The Regulation Gap and Why It Matters
Not all “health features” on consumer devices go through the same level of scrutiny. Consumer wearables marketed for general wellness and fitness may not need regulatory approval if they avoid specific medical claims. That means some features marketed as “health monitoring” are closer to informed guesses than validated measurements.
The distinction matters practically. When a device is FDA-cleared, there’s a defined process behind it, involving a premarket submission and a review of effectiveness and safety risks before the product can be sold. Algorithms used in cleared devices are typically trained on large clinical datasets and tested against standards like hospital EEG or Holter monitoring.
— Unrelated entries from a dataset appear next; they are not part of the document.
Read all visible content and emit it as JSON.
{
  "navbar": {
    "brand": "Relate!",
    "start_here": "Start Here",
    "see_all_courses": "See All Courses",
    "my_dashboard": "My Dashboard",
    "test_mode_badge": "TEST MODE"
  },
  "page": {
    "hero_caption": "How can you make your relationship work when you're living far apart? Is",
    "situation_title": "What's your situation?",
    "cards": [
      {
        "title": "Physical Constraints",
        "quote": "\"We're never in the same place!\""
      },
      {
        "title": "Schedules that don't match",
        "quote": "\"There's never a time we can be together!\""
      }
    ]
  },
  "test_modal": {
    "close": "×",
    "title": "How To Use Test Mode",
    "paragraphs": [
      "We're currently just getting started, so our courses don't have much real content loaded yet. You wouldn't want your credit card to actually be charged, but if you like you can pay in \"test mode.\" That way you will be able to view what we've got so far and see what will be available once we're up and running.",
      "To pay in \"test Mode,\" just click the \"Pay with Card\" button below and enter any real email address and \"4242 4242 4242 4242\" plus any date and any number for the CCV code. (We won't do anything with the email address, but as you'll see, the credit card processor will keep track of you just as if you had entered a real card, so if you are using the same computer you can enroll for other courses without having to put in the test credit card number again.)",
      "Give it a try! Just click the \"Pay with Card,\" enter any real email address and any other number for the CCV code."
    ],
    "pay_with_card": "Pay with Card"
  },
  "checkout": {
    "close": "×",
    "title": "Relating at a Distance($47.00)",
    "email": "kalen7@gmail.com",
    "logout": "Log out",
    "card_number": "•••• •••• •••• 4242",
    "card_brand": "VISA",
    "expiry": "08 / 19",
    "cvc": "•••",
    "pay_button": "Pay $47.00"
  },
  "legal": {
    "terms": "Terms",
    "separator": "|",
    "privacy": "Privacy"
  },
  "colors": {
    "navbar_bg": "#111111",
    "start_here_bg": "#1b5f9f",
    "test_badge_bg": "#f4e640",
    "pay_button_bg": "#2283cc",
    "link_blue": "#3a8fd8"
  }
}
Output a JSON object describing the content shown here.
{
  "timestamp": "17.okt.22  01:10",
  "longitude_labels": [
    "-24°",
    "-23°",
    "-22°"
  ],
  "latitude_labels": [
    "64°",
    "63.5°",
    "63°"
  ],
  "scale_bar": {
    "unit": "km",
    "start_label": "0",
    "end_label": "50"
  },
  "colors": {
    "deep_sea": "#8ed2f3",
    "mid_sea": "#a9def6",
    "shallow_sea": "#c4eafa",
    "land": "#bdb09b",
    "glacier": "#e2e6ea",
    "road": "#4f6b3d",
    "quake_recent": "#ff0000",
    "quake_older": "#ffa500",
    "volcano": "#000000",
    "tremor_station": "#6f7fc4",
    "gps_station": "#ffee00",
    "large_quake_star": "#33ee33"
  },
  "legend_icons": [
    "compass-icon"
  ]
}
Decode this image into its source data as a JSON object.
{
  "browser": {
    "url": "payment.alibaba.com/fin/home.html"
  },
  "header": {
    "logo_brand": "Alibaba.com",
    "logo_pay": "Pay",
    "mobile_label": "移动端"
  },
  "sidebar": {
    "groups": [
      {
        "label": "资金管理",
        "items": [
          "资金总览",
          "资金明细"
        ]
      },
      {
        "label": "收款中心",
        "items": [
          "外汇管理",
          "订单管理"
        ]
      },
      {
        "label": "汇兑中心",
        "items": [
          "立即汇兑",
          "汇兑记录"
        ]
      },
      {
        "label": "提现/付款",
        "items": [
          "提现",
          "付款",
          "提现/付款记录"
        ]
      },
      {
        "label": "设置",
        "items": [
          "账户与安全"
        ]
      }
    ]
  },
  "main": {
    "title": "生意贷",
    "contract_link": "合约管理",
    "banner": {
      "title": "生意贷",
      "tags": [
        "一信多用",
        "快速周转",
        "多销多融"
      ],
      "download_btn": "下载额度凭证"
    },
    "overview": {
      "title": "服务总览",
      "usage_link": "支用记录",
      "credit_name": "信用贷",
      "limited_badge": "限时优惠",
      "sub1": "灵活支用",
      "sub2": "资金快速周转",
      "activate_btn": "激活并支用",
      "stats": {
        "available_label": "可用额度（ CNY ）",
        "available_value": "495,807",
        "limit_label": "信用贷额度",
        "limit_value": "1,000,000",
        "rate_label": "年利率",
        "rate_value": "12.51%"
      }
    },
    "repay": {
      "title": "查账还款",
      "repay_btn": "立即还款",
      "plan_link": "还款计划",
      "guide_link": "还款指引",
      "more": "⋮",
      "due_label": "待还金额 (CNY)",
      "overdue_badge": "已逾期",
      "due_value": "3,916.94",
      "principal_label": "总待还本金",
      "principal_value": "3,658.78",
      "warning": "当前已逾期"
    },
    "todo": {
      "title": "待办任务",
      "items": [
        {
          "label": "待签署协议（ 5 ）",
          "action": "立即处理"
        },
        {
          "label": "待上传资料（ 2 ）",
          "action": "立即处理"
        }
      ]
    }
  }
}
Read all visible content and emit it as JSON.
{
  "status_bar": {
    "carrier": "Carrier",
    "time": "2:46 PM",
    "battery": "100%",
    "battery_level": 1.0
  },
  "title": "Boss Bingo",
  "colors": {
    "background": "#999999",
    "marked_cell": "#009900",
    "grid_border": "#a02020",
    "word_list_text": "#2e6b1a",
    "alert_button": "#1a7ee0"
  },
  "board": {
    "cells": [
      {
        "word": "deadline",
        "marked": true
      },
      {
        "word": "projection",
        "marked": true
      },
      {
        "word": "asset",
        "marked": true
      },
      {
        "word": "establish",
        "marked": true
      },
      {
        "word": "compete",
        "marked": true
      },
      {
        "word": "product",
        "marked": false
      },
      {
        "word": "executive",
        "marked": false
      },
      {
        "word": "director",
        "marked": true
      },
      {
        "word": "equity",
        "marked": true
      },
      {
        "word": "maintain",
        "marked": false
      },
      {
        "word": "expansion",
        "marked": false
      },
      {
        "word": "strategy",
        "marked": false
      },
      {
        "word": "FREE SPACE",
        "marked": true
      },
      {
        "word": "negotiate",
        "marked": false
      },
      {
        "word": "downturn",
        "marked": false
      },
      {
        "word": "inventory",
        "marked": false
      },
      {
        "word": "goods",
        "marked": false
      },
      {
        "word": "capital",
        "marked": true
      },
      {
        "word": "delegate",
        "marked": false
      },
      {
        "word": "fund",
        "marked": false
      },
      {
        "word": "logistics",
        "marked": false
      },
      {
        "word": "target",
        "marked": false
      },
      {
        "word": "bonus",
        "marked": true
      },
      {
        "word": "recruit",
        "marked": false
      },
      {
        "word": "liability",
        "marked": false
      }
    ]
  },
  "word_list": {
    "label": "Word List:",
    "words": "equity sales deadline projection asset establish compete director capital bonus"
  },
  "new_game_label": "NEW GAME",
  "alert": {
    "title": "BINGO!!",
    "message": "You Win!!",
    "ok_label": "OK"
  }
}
Algorithms in non-cleared devices may not be.
This creates a tiered landscape that’s worth understanding before buying:
- Cleared medical-grade wearables, such as the Empatica Embrace (also FDA-cleared for seizure detection) or the KardiaMobile 6L cardiac monitor, are validated for specific conditions and designed to produce data doctors will actually use.
- Consumer smartwatches with some FDA-cleared features, like the Apple Watch ECG or its sleep apnea detection on Series 10, occupy a middle ground. The cleared feature is validated; other health metrics on the same device may not be.
- General wellness trackers offer trend data and broad patterns, useful for motivation and awareness, but not appropriate for making medical decisions.
Making Sense of Your Data
Even when a device works as intended, the data only helps if you know how to read it. A heart rate spike during a stressful meeting is not a cardiac event. A sleep score of 68 is not a diagnosis. Consumer devices often strip away context in favour of clean dashboards, which can make normal variation look alarming, and genuine patterns easy to dismiss.
The most useful thing a wearable can do is help you notice something worth discussing with a doctor, not replace that conversation. If your device flags an irregular heart rhythm or a persistent dip in blood oxygen over several nights, that’s worth a call to your GP. Acting on a single anomalous reading, or ignoring a consistent one, are both ways to misuse the technology.
The best wearable is the one matched to an actual need, used by someone who understands what the numbers mean and what they don’t.